Fully disagree. When developing I use llm's all the time. its far quicker for me to ask an llm to build a react component than for me to type it and have to remember all the little nuances for a technology I use a couple of times a year.
When proto typing things or doing quick one offs, using an LLM makes me 10x more productive.
OK, but React development is one of the simplest development tasks out there. It’s probably the most popular UI framework with the most data for the LLM model to generate off existing solutions. Low hanging fruit that also provides the least value to companies since react developers are a dime a dozen.
Also, one could argue that the LLM provides less value since a simple Google search for most react questions can produce a very viable answer, since 90% of what most React developers do has already been done and shared on the Internet.
Chatgpt is really good at small throwaway scripts to accomplish some task that could have taken a good portion of the day to write up otherwise (almost always gets the code right on first try)
It can add usability features pretty well too. "Look at the variables in the script and add a feature to accept them as command line arguments and environment variables. Make the CONTENT variable mandatory."
They are also pretty good at software translations nowadays. You can give them a yaml file and they know what's a variable or placeholder and what's text to be translated.
They can be incredibly useful for many kinds of knowledge work. I've been much more productive using LLMs than before. I'm at the point where I dont know how I ever managed without.
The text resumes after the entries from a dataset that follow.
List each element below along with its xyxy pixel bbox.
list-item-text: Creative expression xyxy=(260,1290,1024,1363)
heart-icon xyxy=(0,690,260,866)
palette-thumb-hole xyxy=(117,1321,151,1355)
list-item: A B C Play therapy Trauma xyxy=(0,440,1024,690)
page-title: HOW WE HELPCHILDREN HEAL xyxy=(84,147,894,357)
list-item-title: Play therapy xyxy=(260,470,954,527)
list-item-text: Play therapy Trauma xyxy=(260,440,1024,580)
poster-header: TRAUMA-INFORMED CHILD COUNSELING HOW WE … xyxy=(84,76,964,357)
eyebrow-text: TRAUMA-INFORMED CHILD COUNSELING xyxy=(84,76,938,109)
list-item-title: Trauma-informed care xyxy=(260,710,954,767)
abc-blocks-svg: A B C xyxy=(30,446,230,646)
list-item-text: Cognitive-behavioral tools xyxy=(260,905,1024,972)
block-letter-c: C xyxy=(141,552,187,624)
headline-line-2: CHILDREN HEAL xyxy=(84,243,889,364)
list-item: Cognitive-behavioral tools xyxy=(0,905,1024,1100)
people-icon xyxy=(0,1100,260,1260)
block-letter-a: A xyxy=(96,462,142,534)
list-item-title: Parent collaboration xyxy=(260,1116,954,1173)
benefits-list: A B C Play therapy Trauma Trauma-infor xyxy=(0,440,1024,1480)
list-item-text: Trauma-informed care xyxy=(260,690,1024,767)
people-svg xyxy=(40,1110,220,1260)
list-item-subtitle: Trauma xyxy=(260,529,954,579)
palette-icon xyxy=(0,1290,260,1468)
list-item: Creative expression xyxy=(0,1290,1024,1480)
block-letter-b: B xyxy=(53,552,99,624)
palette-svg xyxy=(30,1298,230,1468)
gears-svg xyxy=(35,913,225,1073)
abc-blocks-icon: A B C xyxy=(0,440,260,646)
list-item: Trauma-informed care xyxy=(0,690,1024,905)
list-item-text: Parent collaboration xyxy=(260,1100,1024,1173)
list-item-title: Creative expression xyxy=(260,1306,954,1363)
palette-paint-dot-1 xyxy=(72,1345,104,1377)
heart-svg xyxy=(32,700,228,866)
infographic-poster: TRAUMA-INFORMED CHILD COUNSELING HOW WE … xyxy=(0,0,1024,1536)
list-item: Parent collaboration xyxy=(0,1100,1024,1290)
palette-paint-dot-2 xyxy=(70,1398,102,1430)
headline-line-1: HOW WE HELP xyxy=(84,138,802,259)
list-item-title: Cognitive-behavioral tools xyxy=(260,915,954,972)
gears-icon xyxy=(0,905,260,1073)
the difference is that before LLMs you had to use search to find answers to unknowns. The productivity boost of knowing everything immediately doesnt fundamentally change the work itself. I understand over reliance might become problematic at some point. My solution to that would be a bunch of GPUs so I have an R1 locally, anytime. the future is here, some people just havent noticed.
I find this take interesting in the present. I work at $BIGCO that has done lots of ML in house for many years. I have noticed more and more ML projects being killed because their work is superseded by external model vendors. Why spend millions on a team to build a new model, when you can pay thousands to rent someone elses?
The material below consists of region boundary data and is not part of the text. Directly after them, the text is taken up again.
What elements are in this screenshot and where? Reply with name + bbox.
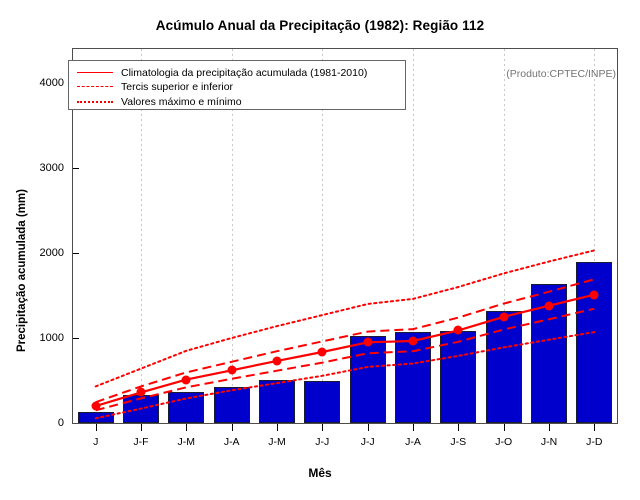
x-tick-mark bbox=[413, 424, 414, 431]
data-point-marker bbox=[318, 348, 327, 357]
legend-solid-line-icon bbox=[75, 67, 115, 79]
x-tick-mark bbox=[549, 424, 550, 431]
x-tick-mark bbox=[96, 424, 97, 431]
page-title: Acúmulo Anual da Precipitação (1982): Re… bbox=[0, 18, 640, 33]
x-tick-mark bbox=[141, 424, 142, 431]
data-point-marker bbox=[409, 337, 418, 346]
legend-dashed-line-icon bbox=[75, 81, 115, 93]
x-axis-label: Mês bbox=[0, 466, 640, 480]
data-point-marker bbox=[273, 356, 282, 365]
x-tick-label: J-D bbox=[586, 436, 602, 448]
data-point-marker bbox=[91, 402, 100, 411]
x-tick-mark bbox=[368, 424, 369, 431]
y-tick-mark bbox=[73, 168, 79, 169]
data-point-marker bbox=[182, 375, 191, 384]
data-point-marker bbox=[454, 326, 463, 335]
data-point-marker bbox=[363, 338, 372, 347]
legend-dotted-line-icon bbox=[75, 96, 115, 108]
legend-label: Climatologia da precipitação acumulada (… bbox=[121, 67, 367, 79]
x-tick-label: J bbox=[93, 436, 98, 448]
y-axis-label: Precipitação acumulada (mm) bbox=[16, 189, 28, 352]
x-tick-mark bbox=[232, 424, 233, 431]
series-line bbox=[96, 250, 595, 386]
chart-page: Acúmulo Anual da Precipitação (1982): Re… bbox=[0, 0, 640, 500]
x-tick-label: J-M bbox=[268, 436, 286, 448]
series-line bbox=[96, 332, 595, 418]
x-tick-label: J-S bbox=[450, 436, 466, 448]
legend-item-max-min: Valores máximo e mínimo bbox=[75, 95, 399, 109]
y-tick-label: 0 bbox=[20, 417, 64, 429]
x-tick-label: J-F bbox=[133, 436, 148, 448]
x-tick-mark bbox=[504, 424, 505, 431]
series-line bbox=[96, 309, 595, 411]
y-tick-label: 2000 bbox=[20, 247, 64, 259]
x-tick-label: J-N bbox=[541, 436, 557, 448]
data-point-marker bbox=[227, 366, 236, 375]
y-tick-label: 4000 bbox=[20, 77, 64, 89]
data-point-marker bbox=[499, 312, 508, 321]
legend-label: Valores máximo e mínimo bbox=[121, 96, 242, 108]
x-tick-mark bbox=[322, 424, 323, 431]
y-tick-mark bbox=[73, 338, 79, 339]
data-point-marker bbox=[590, 290, 599, 299]
source-note: (Produto:CPTEC/INPE) bbox=[506, 68, 616, 80]
y-tick-label: 3000 bbox=[20, 162, 64, 174]
x-tick-label: J-A bbox=[224, 436, 240, 448]
x-tick-label: J-M bbox=[178, 436, 196, 448]
x-tick-mark bbox=[458, 424, 459, 431]
legend-label: Tercis superior e inferior bbox=[121, 81, 233, 93]
legend-item-tercis: Tercis superior e inferior bbox=[75, 81, 399, 95]
y-tick-mark bbox=[73, 253, 79, 254]
y-tick-label: 1000 bbox=[20, 332, 64, 344]
x-tick-label: J-O bbox=[495, 436, 512, 448]
x-tick-label: J-J bbox=[315, 436, 329, 448]
x-tick-label: J-A bbox=[405, 436, 421, 448]
legend: Climatologia da precipitação acumulada (… bbox=[68, 60, 406, 110]
x-tick-mark bbox=[186, 424, 187, 431]
data-point-marker bbox=[545, 301, 554, 310]
x-tick-label: J-J bbox=[361, 436, 375, 448]
legend-item-climatologia: Climatologia da precipitação acumulada (… bbox=[75, 66, 399, 80]
x-tick-mark bbox=[277, 424, 278, 431]
x-tick-mark bbox=[594, 424, 595, 431]
data-point-marker bbox=[137, 388, 146, 397]
series-line bbox=[96, 295, 595, 406]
It's a good question, and there are sometimes good answers. Does someone else's model understand how to standardize and interpret your company's data? Will they notice and tell you if something isn't looking right? What if the model needs to change to account for opportunities or risks from evolving data sources or business environment? Building in-house can help ensure that an organization has the competencies to do these things without depending on someone else.
I hope this removes some people from the general dev pool who jumped because someone told them to "learn to code" and they thought it was a good way to get rich.
> All that being said, AI is not for every software engineer. I’ve seen about a 50-50 success rate of engineers entering this field. The most important determiner is a specific flavor of technical humility.
Oh, give me an f-ing break and spare me the self-congratulation.
The TFA's AI-generated image "Harnessing the most compute in the known universe" that captures the entire globe in a blue hue of AI compute is a bit disturbing, TBH.